10 years working with a few manufacturers in China on electronic and audio projects has taught me a lot of things. Distilled for you here are my top 5 suggestions for achieving the right result with your ideas in China…
1) Be sure there is mutual understanding – confirm things are understood.
Language is difficult, especially regarding technical discussions. Interpreters can also struggle with more complicated concepts in electronics particularly. There is a tendency for engineers in general (Chinese and European) to say something is understood, even if it is not. My advice is to ‘test’ knowledge of concepts as you go along. Ask questions of the people you are presenting to; be patient to ensure that the important concepts are being followed. Many times I have been thankful for ensuring the team is in full accord.
2) Be open minded – about processes and design for manufacture. What you think is easy or hard may not be so.

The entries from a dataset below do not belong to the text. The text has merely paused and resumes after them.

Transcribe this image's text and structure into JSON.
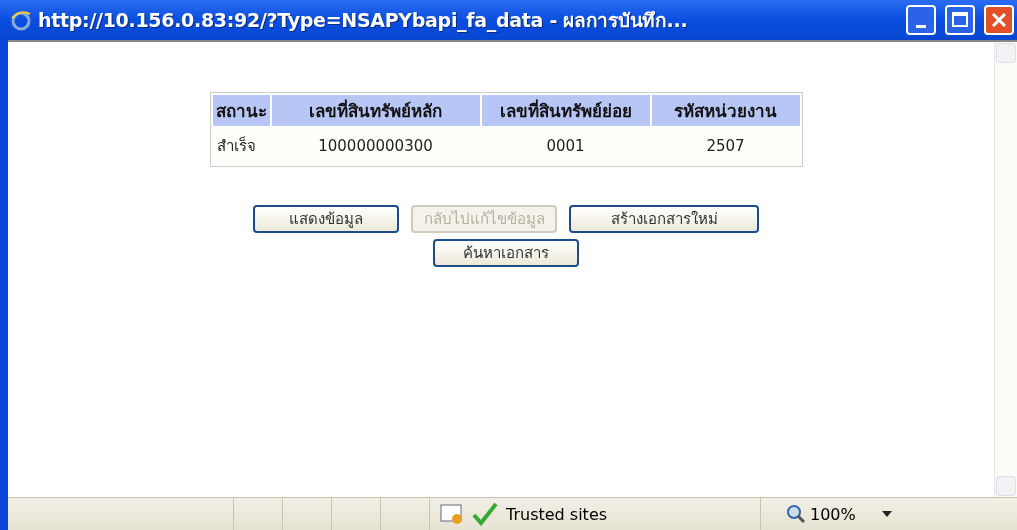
{
  "window": {
    "title": "http://10.156.0.83:92/?Type=NSAPYbapi_fa_data - ผลการบันทึก..."
  },
  "table": {
    "columns": [
      "สถานะ",
      "เลขที่สินทรัพย์หลัก",
      "เลขที่สินทรัพย์ย่อย",
      "รหัสหน่วยงาน"
    ],
    "rows": [
      [
        "สำเร็จ",
        "100000000300",
        "0001",
        "2507"
      ]
    ]
  },
  "buttons": [
    {
      "label": "แสดงข้อมูล",
      "disabled": false
    },
    {
      "label": "กลับไปแก้ไขข้อมูล",
      "disabled": true
    },
    {
      "label": "สร้างเอกสารใหม่",
      "disabled": false
    },
    {
      "label": "ค้นหาเอกสาร",
      "disabled": false
    }
  ],
  "status_bar": {
    "zone": "Trusted sites",
    "zoom": "100%"
  }
}
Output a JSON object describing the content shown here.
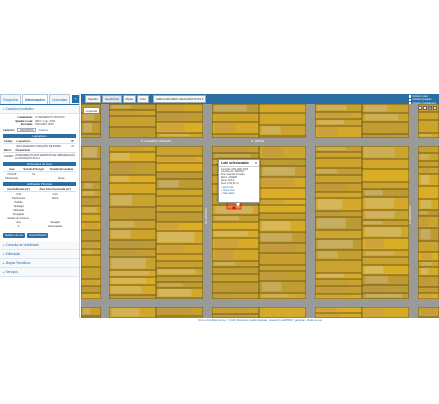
{
  "left_panel": {
    "tabs": [
      {
        "label": "Geoportal"
      },
      {
        "label": "Informações"
      },
      {
        "label": "Consultas"
      }
    ],
    "sections": {
      "cadastro_header": "Cadastro Imobiliário",
      "consulta_header": "Consulta de Viabilidade",
      "edificacao_header": "Edificação",
      "mapas_header": "Mapas Temáticos",
      "servicos_header": "Serviços"
    },
    "cadastro": {
      "loteamento_label": "Loteamento:",
      "loteamento_value": "LOTEAMENTO CENTRO",
      "quadra_label": "Quadra / Lote:",
      "quadra_value": "0827 / Lote: 0033",
      "inscricao_label": "Inscrição:",
      "inscricao_value": "0001.0827.0033",
      "cadastro_label": "Cadastro:",
      "cadastro_value": "0012345678",
      "cadastro_link": "Cadastro"
    },
    "logradouro": {
      "bar": "Logradouro",
      "headers": [
        "Código",
        "Logradouro",
        "Nº"
      ],
      "rows": [
        [
          "",
          "RUA SAGRADO CORAÇÃO DE MARIA",
          "27"
        ]
      ]
    },
    "zoneamento": {
      "headers": [
        "Bairro",
        "Zoneamento"
      ],
      "rows": [
        [
          "JARDIM",
          "ZONEAMENTO DOS CENTROS DE URBANIZAÇÃO E OCUPAÇÃO ZCA-II"
        ]
      ]
    },
    "dimensoes": {
      "bar": "Dimensões da Área",
      "headers": [
        "Área",
        "Testada Principal",
        "Testada Secundária"
      ],
      "rows": [
        [
          "1732,00",
          "31",
          ""
        ]
      ],
      "pavimentos_label": "Pavimentos",
      "areas_label": "Áreas"
    },
    "edificacao": {
      "bar": "Edificação Principal",
      "headers": [
        "Área Edificada (m²)",
        "Área Total Construída (m²)"
      ],
      "rows": [
        [
          "0,00",
          "0,00"
        ]
      ],
      "fields": [
        [
          "Pavimentos",
          "Altura"
        ],
        [
          "Padrão",
          ""
        ],
        [
          "Tipologia",
          ""
        ],
        [
          "Utilização",
          ""
        ],
        [
          "Ocupação",
          ""
        ],
        [
          "Estado de Conserv.",
          ""
        ]
      ],
      "ano_headers": [
        "Ano",
        "Situação"
      ],
      "ano_row": [
        "0",
        "Desocupado"
      ]
    },
    "buttons": {
      "detalhes": "Detalhes do Lote",
      "imprimir": "Imprimir Boletim"
    }
  },
  "map": {
    "toolbar": {
      "btn_satelite": "Satélite",
      "btn_geoportal": "GeoPortal",
      "btn_mapa": "Mapa",
      "btn_foto": "Foto",
      "dropdown": "SIMULADORES GEOGRÁFICOS"
    },
    "layer_toggles": [
      "Ocultar Lotes",
      "Ocultar Quadras",
      "Ocultar Logradouros",
      "Mostrar Bairros"
    ],
    "legend_btn": "Legenda",
    "zoom_tools": [
      "+",
      "-",
      "■",
      "□"
    ],
    "popup": {
      "title": "Lote selecionado",
      "lines": [
        "Inscrição: 0001.0827.0033",
        "Loteamento: CENTRO",
        "Rua: Sagrado Coração",
        "Bairro: JARDIM",
        "Zona: ZCA-II",
        "Área: 1732,00 m²"
      ],
      "links": [
        "+ Zoom lote",
        "+ Street View",
        "+ Mais dados"
      ]
    },
    "street_labels": [
      "R. SAGRADO CORAÇÃO",
      "R. JARDIM",
      "AV. CENTRAL",
      "R. SANTA RITA"
    ],
    "footer": "Termo e Condições de Uso · © 2020 | Sistema de Gestão Integrada · powered by GEOPROC | geoportal · Direitos de uso"
  },
  "colors": {
    "brand": "#2a6ea6",
    "parcel_fill": "#e6b422",
    "parcel_stroke": "#5a4a10",
    "street": "#9a9a96",
    "footer_link": "#2a6ea6"
  }
}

Do not overthink your designs. It is tempting to get into the deep details of things, and to start making decisions based on what you think is easy or difficult to achieve – this can affect the overall design, and sometimes for no reason. In China, there are some truly astonishing skills, but they may not be immediately apparent. My advice is to avoid circular discussions on design details before involving the suppliers in China and share the challenge on how things are made.
3) Be present
Things progress quickly when you are present in China during key project milestones. When not on-site, things can be managed effectively and pushed with weekly or sometimes daily remote Wechat conference calls (WeChat is the preferred Chinese communication medium). Being present in person, or regularly in contact when not there makes all the difference. The trip to Shenzhen from the UK has for me been well-trodden over the past 10 years. Every trip I have ever done has been well worth the effort.
4) Get into details
Over the years I have found myself getting into ever more depth and detail with suppliers in China. You need to make the effort to go to the printers, metalworkers, woodworkers etc to directly talk about what you want and how you might achieve it. If you can’t go yourself, find someone who can who works for you (not your manufacturing partner). If you want to achieve the best results or push some particular process to its limit, then you need to be in touch with the people who actually do the work, to see what is really possible… not what the manufacturer ‘says’ is possible.
5) Enjoy China
Enjoy Chinese food, Chinese customs, Chinese places and people. Being a westerner who remains detached makes an unnecessary barrier to quality and enjoyable work. Embracing China’s considerable hospitality on visits is how to gain a good working and friendly relationship.